Tito was puzzled. This was something new. It looked like game, but she feared to take any chances. She circled all around without showing herself, then decided that, whatever it might be, it was better let alone. As she passed on, a fault whiff of smoke caught her attention. She followed cautiously, and under a butte far from the Hen she found Jake's camp. His bed was there, his Horse was picketed, and on the remains of the fire was a pot which gave out a smell which she well knew about men's camps—the smell of coffee.
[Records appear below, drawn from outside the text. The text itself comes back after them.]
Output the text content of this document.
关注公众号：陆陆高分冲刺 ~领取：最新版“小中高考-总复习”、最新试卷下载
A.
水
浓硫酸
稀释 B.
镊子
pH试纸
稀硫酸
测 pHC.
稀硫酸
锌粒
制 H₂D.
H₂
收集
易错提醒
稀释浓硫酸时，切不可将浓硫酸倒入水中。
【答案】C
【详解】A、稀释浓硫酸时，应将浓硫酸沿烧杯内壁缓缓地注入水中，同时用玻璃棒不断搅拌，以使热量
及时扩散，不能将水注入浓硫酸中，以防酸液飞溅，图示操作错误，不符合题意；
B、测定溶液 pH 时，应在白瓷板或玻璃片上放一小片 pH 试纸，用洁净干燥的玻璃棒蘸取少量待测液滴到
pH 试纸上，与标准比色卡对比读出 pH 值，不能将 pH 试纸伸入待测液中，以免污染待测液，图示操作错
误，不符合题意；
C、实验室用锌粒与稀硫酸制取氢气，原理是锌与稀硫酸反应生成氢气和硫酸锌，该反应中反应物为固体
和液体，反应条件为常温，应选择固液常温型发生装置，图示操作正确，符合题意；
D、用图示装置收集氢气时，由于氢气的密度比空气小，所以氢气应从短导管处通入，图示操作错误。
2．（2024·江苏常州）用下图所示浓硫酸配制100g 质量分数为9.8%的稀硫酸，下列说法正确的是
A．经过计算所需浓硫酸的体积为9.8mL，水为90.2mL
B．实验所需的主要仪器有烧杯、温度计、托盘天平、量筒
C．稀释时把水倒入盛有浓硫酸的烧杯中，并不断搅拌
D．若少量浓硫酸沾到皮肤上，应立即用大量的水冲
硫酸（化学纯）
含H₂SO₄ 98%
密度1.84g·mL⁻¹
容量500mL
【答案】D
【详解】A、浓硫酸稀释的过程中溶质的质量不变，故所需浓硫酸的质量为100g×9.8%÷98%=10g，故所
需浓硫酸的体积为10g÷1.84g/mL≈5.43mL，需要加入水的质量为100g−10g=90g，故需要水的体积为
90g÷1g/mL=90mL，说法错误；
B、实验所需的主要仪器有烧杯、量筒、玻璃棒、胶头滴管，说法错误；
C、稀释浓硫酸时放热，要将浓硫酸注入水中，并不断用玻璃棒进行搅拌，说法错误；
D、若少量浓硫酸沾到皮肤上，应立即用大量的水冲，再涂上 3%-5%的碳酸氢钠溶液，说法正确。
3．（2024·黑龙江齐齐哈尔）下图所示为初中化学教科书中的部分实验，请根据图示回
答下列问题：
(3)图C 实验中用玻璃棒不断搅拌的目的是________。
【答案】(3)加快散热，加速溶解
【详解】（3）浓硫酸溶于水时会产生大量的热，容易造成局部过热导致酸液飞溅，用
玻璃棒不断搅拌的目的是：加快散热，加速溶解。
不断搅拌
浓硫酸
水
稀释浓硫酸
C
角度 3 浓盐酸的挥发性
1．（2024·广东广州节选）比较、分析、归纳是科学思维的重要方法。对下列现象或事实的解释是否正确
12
Tito felt uneasy at this proof that a man was staying so near her home, but she went off quietly on her hunt, keeping out of sight, and Jake knew nothing of her visit.

About sundown he took in his decoy Hen, as Owls were abundant, and went back to his camp.


Next day the Hen was again put out, and late that afternoon Saddleback came trotting by. As soon as his eye fell on the white Hen he stopped short, his head on one side, and gazed. Then he circled to get the wind, and went cautiously sneaking nearer, very cautiously, somewhat puzzled, till he got a whiff that reminded him of the place where he had found those Turkeys. The Hen took alarm, and tried to run away; but Saddleback made a rush, seized the Hen so fiercely that the string was broken, and away he dashed toward the home valley.